Batiuk would have us remember a character he killed off 23 years ago, yet he doesn’t trust us to recall Jessica’s name from one day to the next. “How goes the documentary, JESS?” “Who’s next on stage for the documentary, JESS?” And to the list of things about which Batiuk has no idea how they work, add documentaries. It’s one thing to have her use cheap home video equipment, but any halfway serious filmmaker would undertake a project, especially one as deeply personal as this, with some kind of outline. We’ve had a week of Jessica running around gathering unflattering anecdotes about her late father. Now she finds herself forced (“I didn’t want to have to do this…”) to finally get serious.
Category: Son of Stuck Funky
Grate Expectations
Today’s strip is just chock-full of dialogue, all of it loopy and stilted. At least someone uses a little tact when speaking about the late John Darling: his daughter. “A great self-appreciator” sounds much kinder that “egomaniacal jerk.” And it’s easier to accept that he used to “grate on people” versus “making their workplace a living hell.”

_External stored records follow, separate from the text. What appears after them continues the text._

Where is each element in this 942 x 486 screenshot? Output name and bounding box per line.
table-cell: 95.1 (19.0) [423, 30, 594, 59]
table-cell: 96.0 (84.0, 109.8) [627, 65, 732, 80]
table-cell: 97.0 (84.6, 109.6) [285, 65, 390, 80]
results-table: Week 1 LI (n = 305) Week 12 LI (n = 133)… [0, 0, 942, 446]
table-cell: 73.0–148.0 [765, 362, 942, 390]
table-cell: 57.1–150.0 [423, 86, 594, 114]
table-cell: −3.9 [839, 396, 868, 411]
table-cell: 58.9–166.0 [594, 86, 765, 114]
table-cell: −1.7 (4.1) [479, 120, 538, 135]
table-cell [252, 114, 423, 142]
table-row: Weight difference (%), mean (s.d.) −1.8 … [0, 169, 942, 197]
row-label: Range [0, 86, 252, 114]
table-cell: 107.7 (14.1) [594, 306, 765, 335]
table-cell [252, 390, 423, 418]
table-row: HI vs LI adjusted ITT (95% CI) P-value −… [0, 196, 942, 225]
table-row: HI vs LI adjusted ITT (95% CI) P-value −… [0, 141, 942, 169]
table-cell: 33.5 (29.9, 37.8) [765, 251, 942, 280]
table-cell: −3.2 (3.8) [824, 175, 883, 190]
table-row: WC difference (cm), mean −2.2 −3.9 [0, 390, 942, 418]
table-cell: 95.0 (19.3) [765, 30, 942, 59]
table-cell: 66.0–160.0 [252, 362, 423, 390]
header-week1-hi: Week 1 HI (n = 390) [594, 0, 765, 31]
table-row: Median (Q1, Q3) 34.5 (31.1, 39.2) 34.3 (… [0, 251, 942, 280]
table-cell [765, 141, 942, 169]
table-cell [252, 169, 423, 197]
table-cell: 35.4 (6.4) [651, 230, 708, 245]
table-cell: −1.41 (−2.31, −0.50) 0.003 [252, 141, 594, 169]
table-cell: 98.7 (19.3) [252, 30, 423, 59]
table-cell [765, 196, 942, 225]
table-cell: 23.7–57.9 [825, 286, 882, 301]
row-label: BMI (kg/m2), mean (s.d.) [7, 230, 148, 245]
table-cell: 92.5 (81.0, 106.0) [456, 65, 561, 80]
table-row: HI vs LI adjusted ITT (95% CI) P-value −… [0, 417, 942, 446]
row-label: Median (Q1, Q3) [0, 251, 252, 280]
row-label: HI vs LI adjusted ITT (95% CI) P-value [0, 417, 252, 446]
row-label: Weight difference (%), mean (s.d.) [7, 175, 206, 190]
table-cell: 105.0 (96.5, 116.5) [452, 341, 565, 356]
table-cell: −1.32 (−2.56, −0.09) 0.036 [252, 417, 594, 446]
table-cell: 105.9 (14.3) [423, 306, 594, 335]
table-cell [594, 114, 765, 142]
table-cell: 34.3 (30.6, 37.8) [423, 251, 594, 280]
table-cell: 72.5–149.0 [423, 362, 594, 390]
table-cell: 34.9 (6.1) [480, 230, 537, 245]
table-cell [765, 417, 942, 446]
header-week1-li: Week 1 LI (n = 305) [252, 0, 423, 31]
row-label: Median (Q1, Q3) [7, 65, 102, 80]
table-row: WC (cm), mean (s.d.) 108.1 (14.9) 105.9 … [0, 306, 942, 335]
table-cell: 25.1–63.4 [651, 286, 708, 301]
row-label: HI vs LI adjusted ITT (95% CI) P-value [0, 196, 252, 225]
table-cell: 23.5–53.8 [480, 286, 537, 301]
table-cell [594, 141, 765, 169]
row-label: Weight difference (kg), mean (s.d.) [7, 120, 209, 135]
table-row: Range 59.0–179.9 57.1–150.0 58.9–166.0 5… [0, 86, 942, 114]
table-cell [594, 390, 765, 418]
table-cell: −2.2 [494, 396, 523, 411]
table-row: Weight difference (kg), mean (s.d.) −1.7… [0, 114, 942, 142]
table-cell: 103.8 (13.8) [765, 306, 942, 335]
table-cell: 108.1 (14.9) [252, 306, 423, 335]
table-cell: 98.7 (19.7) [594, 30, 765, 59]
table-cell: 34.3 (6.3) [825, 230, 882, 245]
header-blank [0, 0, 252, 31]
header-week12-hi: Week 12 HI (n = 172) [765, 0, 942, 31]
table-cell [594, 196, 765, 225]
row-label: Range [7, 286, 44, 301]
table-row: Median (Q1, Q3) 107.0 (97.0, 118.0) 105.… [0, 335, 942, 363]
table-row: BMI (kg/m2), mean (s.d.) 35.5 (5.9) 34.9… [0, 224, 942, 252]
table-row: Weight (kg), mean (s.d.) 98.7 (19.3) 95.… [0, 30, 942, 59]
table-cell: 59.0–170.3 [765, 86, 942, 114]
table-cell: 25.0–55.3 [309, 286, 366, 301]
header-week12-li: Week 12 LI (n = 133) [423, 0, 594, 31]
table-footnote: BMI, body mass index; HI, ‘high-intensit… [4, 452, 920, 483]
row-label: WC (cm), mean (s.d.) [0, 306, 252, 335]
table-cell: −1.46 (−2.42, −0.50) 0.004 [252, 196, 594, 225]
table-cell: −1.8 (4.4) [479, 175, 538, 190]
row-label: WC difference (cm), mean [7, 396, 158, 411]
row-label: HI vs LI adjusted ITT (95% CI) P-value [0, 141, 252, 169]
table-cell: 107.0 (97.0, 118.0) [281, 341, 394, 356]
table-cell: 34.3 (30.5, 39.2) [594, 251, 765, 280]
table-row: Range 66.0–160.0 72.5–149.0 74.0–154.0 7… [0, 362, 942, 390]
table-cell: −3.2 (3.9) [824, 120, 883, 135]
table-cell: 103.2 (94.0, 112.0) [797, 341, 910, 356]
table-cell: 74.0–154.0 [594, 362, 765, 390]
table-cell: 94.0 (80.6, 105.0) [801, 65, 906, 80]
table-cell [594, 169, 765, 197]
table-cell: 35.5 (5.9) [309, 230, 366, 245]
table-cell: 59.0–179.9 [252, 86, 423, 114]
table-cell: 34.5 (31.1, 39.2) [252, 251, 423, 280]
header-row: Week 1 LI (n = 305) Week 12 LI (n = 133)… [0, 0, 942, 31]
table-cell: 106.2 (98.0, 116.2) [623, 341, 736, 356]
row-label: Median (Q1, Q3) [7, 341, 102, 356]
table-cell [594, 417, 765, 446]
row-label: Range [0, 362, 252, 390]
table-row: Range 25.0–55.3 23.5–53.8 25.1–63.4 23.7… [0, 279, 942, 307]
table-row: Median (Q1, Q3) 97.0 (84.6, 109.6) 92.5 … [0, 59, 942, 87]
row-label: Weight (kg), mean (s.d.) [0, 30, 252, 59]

But…Darling’s murder “still a mystery”? Les wrote (and somehow published, despite losing the manuscript) a goddam book about it. Did he leave the last chapter out?
Making Phun of Phil
In a nod to realism, today we see Jessica actually employing a tripod as she interviews Phil the Forecaster. Seems like John Darling’s contempt for humanity extended to everyone from the lowly intern to the expert meteorologist. Add Phil to the list of people happy to see Darling dead.
Intern-minable
Wait: one gets “choked up” recalling fond memories, no? So what is it about the dressing down that intern Candy received from MyDadJohnDarling that makes her get emotional all these years later? Maybe it was the way his little hand seemed to completely detach from his wrist. Like a cursor. By the way, if you’re just joining us: nobody who knew him liked John Darling.
Sour Candy
If Batiuk would have us accept Jessica as a professional filmmaker, it might help to show her viewing the dailies on a video editing rig, rather than on the living room TV. “Candy Kane” steps up to take her posthumous whacks at the John Darling piñata.